Le dernier officier à avoir été identifié est le colonel Assimi Goita. Dans une courte déclaration devant la presse faite après avoir rencontré les hauts fonctionnaires maliens au ministère de la Défense, il s’est, en effet, présenté comme étant le « président du Comité national pour le salut du peuple »,
« Le Mali se trouve dans une situation de crise sociopolitique, sécuritaire. Nous n’avons plus le droit à l’erreur. Nous, en faisant cette intervention hier, nous avons mis le pays au-dessus [de tout], le Mali d’abord », a déclaré le colonel Goita. « Il était de mon devoir de rencontrer les différents secrétaires généraux pour que nous puissions les assurer de notre soutien par rapport à la continuité des services de l’Etat », a-t-il expliqué. « Suite à l’événement d’hier [18/08] qui a abouti au changement de pouvoir, il était de notre devoir de donner notre position à ces secrétaires généraux pour qu’ils puissent travailler », a-t-il insisté.
Les informations sur cet officier sont parcellaires.
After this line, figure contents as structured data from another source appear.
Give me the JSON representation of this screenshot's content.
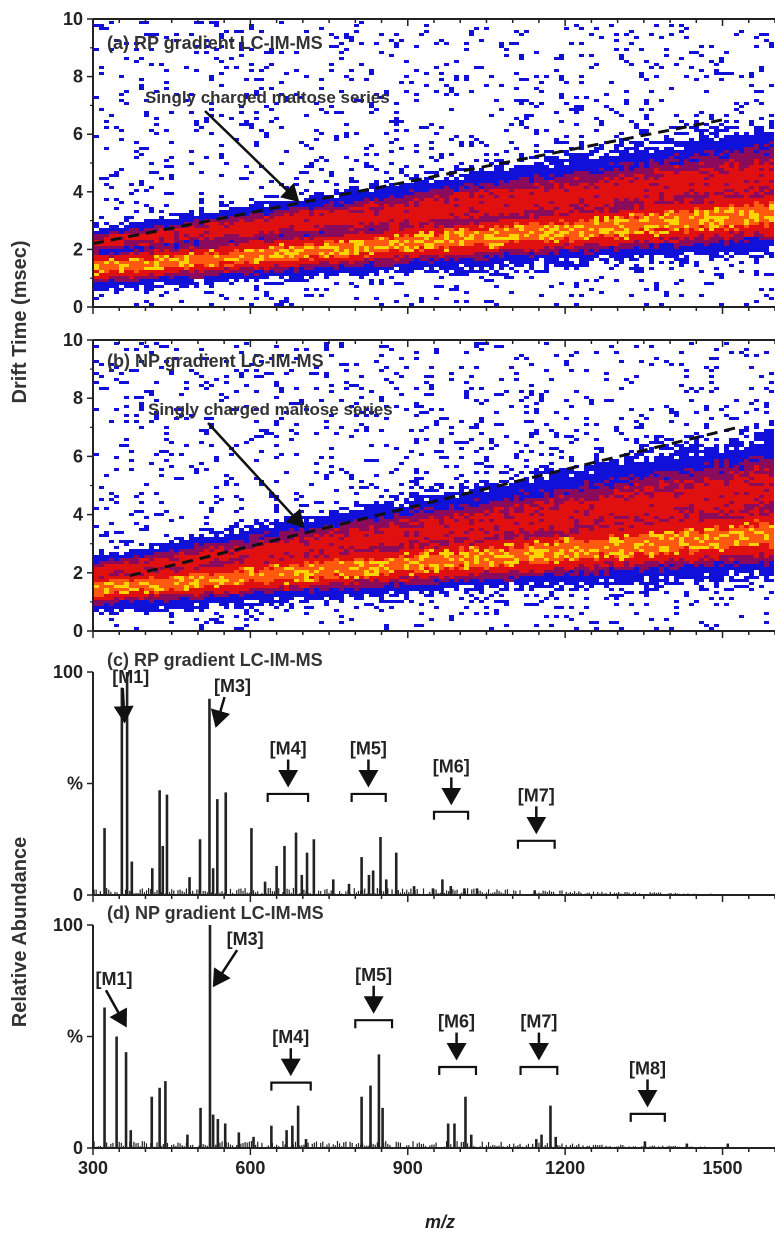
{
  "figure": {
    "shared_ylabel_top": "Drift Time (msec)",
    "shared_ylabel_bottom": "Relative Abundance",
    "xlabel": "m/z",
    "x_ticks": [
      "300",
      "600",
      "900",
      "1200",
      "1500"
    ]
  },
  "colors": {
    "low": "#1010d8",
    "mid": "#8a0b5b",
    "high": "#e11010",
    "peak": "#ffd400",
    "spectrum": "#222222"
  },
  "chart_data": [
    {
      "type": "heatmap",
      "panel_label": "(a) RP gradient LC-IM-MS",
      "annotation": "Singly charged maltose series",
      "xlim": [
        300,
        1600
      ],
      "ylim": [
        0,
        10
      ],
      "y_ticks": [
        "0",
        "2",
        "4",
        "6",
        "8",
        "10"
      ],
      "trend": {
        "x": [
          300,
          1500
        ],
        "y": [
          2.2,
          6.5
        ]
      },
      "annotation_points_to": {
        "x": 690,
        "y": 3.7
      },
      "bands": [
        {
          "name": "main",
          "x0": 300,
          "y0": 1.4,
          "x1": 1600,
          "y1": 3.3,
          "halfwidth0": 0.5,
          "halfwidth1": 0.9
        },
        {
          "name": "upper",
          "x0": 300,
          "y0": 2.3,
          "x1": 1600,
          "y1": 4.6,
          "halfwidth0": 0.35,
          "halfwidth1": 1.3
        }
      ]
    },
    {
      "type": "heatmap",
      "panel_label": "(b) NP gradient LC-IM-MS",
      "annotation": "Singly charged maltose series",
      "xlim": [
        300,
        1600
      ],
      "ylim": [
        0,
        10
      ],
      "y_ticks": [
        "0",
        "2",
        "4",
        "6",
        "8",
        "10"
      ],
      "trend": {
        "x": [
          370,
          1530
        ],
        "y": [
          1.9,
          7.0
        ]
      },
      "annotation_points_to": {
        "x": 700,
        "y": 3.6
      },
      "bands": [
        {
          "name": "main",
          "x0": 300,
          "y0": 1.5,
          "x1": 1600,
          "y1": 3.4,
          "halfwidth0": 0.55,
          "halfwidth1": 0.95
        },
        {
          "name": "upper",
          "x0": 300,
          "y0": 2.1,
          "x1": 1600,
          "y1": 4.9,
          "halfwidth0": 0.4,
          "halfwidth1": 1.5
        }
      ]
    },
    {
      "type": "bar",
      "panel_label": "(c) RP gradient LC-IM-MS",
      "xlim": [
        300,
        1600
      ],
      "ylim": [
        0,
        100
      ],
      "y_ticks": [
        "0",
        "%",
        "100"
      ],
      "peaks": [
        {
          "x": 322,
          "y": 30
        },
        {
          "x": 355,
          "y": 93
        },
        {
          "x": 365,
          "y": 100
        },
        {
          "x": 374,
          "y": 15
        },
        {
          "x": 413,
          "y": 12
        },
        {
          "x": 427,
          "y": 47
        },
        {
          "x": 433,
          "y": 22
        },
        {
          "x": 441,
          "y": 45
        },
        {
          "x": 484,
          "y": 8
        },
        {
          "x": 504,
          "y": 25
        },
        {
          "x": 522,
          "y": 88
        },
        {
          "x": 529,
          "y": 12
        },
        {
          "x": 537,
          "y": 43
        },
        {
          "x": 553,
          "y": 46
        },
        {
          "x": 602,
          "y": 30
        },
        {
          "x": 628,
          "y": 6
        },
        {
          "x": 650,
          "y": 13
        },
        {
          "x": 665,
          "y": 22
        },
        {
          "x": 687,
          "y": 28
        },
        {
          "x": 698,
          "y": 9
        },
        {
          "x": 708,
          "y": 19
        },
        {
          "x": 721,
          "y": 25
        },
        {
          "x": 758,
          "y": 7
        },
        {
          "x": 788,
          "y": 5
        },
        {
          "x": 812,
          "y": 17
        },
        {
          "x": 826,
          "y": 9
        },
        {
          "x": 834,
          "y": 11
        },
        {
          "x": 848,
          "y": 26
        },
        {
          "x": 859,
          "y": 7
        },
        {
          "x": 878,
          "y": 19
        },
        {
          "x": 912,
          "y": 4
        },
        {
          "x": 948,
          "y": 3
        },
        {
          "x": 966,
          "y": 7
        },
        {
          "x": 982,
          "y": 4
        },
        {
          "x": 1008,
          "y": 3
        },
        {
          "x": 1032,
          "y": 3
        },
        {
          "x": 1142,
          "y": 2
        }
      ],
      "annotations": [
        {
          "text": "[M1]",
          "label_x": 372,
          "label_y": 95,
          "arrow_to": {
            "x": 360,
            "y": 78
          },
          "range": null
        },
        {
          "text": "[M3]",
          "label_x": 566,
          "label_y": 91,
          "arrow_to": {
            "x": 535,
            "y": 76
          },
          "range": null
        },
        {
          "text": "[M4]",
          "label_x": 672,
          "label_y": 63,
          "arrow_to": {
            "x": 672,
            "y": 48
          },
          "range": [
            633,
            710
          ]
        },
        {
          "text": "[M5]",
          "label_x": 825,
          "label_y": 63,
          "arrow_to": {
            "x": 825,
            "y": 48
          },
          "range": [
            793,
            858
          ]
        },
        {
          "text": "[M6]",
          "label_x": 983,
          "label_y": 55,
          "arrow_to": {
            "x": 983,
            "y": 40
          },
          "range": [
            950,
            1015
          ]
        },
        {
          "text": "[M7]",
          "label_x": 1145,
          "label_y": 42,
          "arrow_to": {
            "x": 1145,
            "y": 27
          },
          "range": [
            1110,
            1180
          ]
        }
      ]
    },
    {
      "type": "bar",
      "panel_label": "(d) NP gradient LC-IM-MS",
      "xlim": [
        300,
        1600
      ],
      "ylim": [
        0,
        100
      ],
      "y_ticks": [
        "0",
        "%",
        "100"
      ],
      "peaks": [
        {
          "x": 322,
          "y": 63
        },
        {
          "x": 345,
          "y": 50
        },
        {
          "x": 363,
          "y": 43
        },
        {
          "x": 372,
          "y": 8
        },
        {
          "x": 412,
          "y": 23
        },
        {
          "x": 427,
          "y": 27
        },
        {
          "x": 438,
          "y": 30
        },
        {
          "x": 480,
          "y": 6
        },
        {
          "x": 505,
          "y": 18
        },
        {
          "x": 523,
          "y": 100
        },
        {
          "x": 529,
          "y": 15
        },
        {
          "x": 538,
          "y": 13
        },
        {
          "x": 552,
          "y": 11
        },
        {
          "x": 578,
          "y": 7
        },
        {
          "x": 606,
          "y": 5
        },
        {
          "x": 640,
          "y": 10
        },
        {
          "x": 669,
          "y": 8
        },
        {
          "x": 680,
          "y": 10
        },
        {
          "x": 691,
          "y": 19
        },
        {
          "x": 706,
          "y": 4
        },
        {
          "x": 812,
          "y": 23
        },
        {
          "x": 829,
          "y": 28
        },
        {
          "x": 845,
          "y": 42
        },
        {
          "x": 852,
          "y": 18
        },
        {
          "x": 977,
          "y": 11
        },
        {
          "x": 989,
          "y": 11
        },
        {
          "x": 1010,
          "y": 23
        },
        {
          "x": 1021,
          "y": 6
        },
        {
          "x": 1145,
          "y": 4
        },
        {
          "x": 1155,
          "y": 6
        },
        {
          "x": 1172,
          "y": 19
        },
        {
          "x": 1182,
          "y": 5
        },
        {
          "x": 1352,
          "y": 3
        },
        {
          "x": 1432,
          "y": 2
        },
        {
          "x": 1510,
          "y": 2
        }
      ],
      "annotations": [
        {
          "text": "[M1]",
          "label_x": 340,
          "label_y": 73,
          "arrow_to": {
            "x": 362,
            "y": 55
          },
          "range": null
        },
        {
          "text": "[M3]",
          "label_x": 590,
          "label_y": 91,
          "arrow_to": {
            "x": 531,
            "y": 73
          },
          "range": null
        },
        {
          "text": "[M4]",
          "label_x": 677,
          "label_y": 47,
          "arrow_to": {
            "x": 677,
            "y": 32
          },
          "range": [
            640,
            715
          ]
        },
        {
          "text": "[M5]",
          "label_x": 835,
          "label_y": 75,
          "arrow_to": {
            "x": 835,
            "y": 60
          },
          "range": [
            800,
            870
          ]
        },
        {
          "text": "[M6]",
          "label_x": 993,
          "label_y": 54,
          "arrow_to": {
            "x": 993,
            "y": 39
          },
          "range": [
            960,
            1030
          ]
        },
        {
          "text": "[M7]",
          "label_x": 1150,
          "label_y": 54,
          "arrow_to": {
            "x": 1150,
            "y": 39
          },
          "range": [
            1115,
            1185
          ]
        },
        {
          "text": "[M8]",
          "label_x": 1357,
          "label_y": 33,
          "arrow_to": {
            "x": 1357,
            "y": 18
          },
          "range": [
            1325,
            1390
          ]
        }
      ]
    }
  ]
}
On sait qu’il était le commandant du Bataillon autonome des forces spéciales et centres d’aguerrissement, créé en mai 2018. Cette unité travaille régulièrement avec les forces américaines, en particulier dans le cadre des exercices « Flintlock ». C’est d’ailleurs à l’occasion de l’un d’entre-eux que le colonel Goita a fait parler de lui dans un article publié sur le site Internet de l’organisation « Spirit of America », proche du Pentagone et du département d’État. Sur les réseaux sociaux, il est dit que le colonel Goita a pris part aux combats de Boulikessi [30 septembre 2019] et qu’il a été fait prisonnier en 2012 à Tinzawatene, dans le nord du Mali, par le Mouvement national de libération de l’Azawad [MNLA, rébellion touarègue], avant d’être libéré grâce à l’imam Dicko.
Même s’il assure n’avoir aucune ambition politique, il reste à voir dans quelle mesure ce dernier a influencé le coup d’État contre le président Keïta, auquel il s’opposait vigoureusement après l’avoir soutenu. En attendant, le coup d’État va compliquer grandement la tâche des militaires et des diplomates français au Sahel.
Reste que le putsch envoie de mauvais signaux. Au Sahel, certaines forces armées ont subi des réformes, quand elles n’ont pas été sciemment affaiblies, pour éviter de les voir se lancer dans un coup d’État [comme cela s’est produit à plusieurs reprises par le passé, comme encore en 2015, au Burkina Faso, ndlr]. Ce qui explique en partie la progression des groupes terroristes dans la région. Or, justement, l’un des aspects de la stratégie française est de développer les capacités de ces forces armées locales pour qu’elles puissent assurer seules le combat contre les groupes armés terroristes [GAT]… Qu’en sera-t-il désormais?
Enfin, au-delà des aspects opérationnels, notamment au niveau des relations avec le G5 Sahel et sa force conjointe, le coup d’État malien va sans doute refroidir les partenaires européens de la France [qui n’étaient d’ailleurs pas déjà « très chaud »] à s’impliquer davantage au Sahel, en particulier de la force Takuba.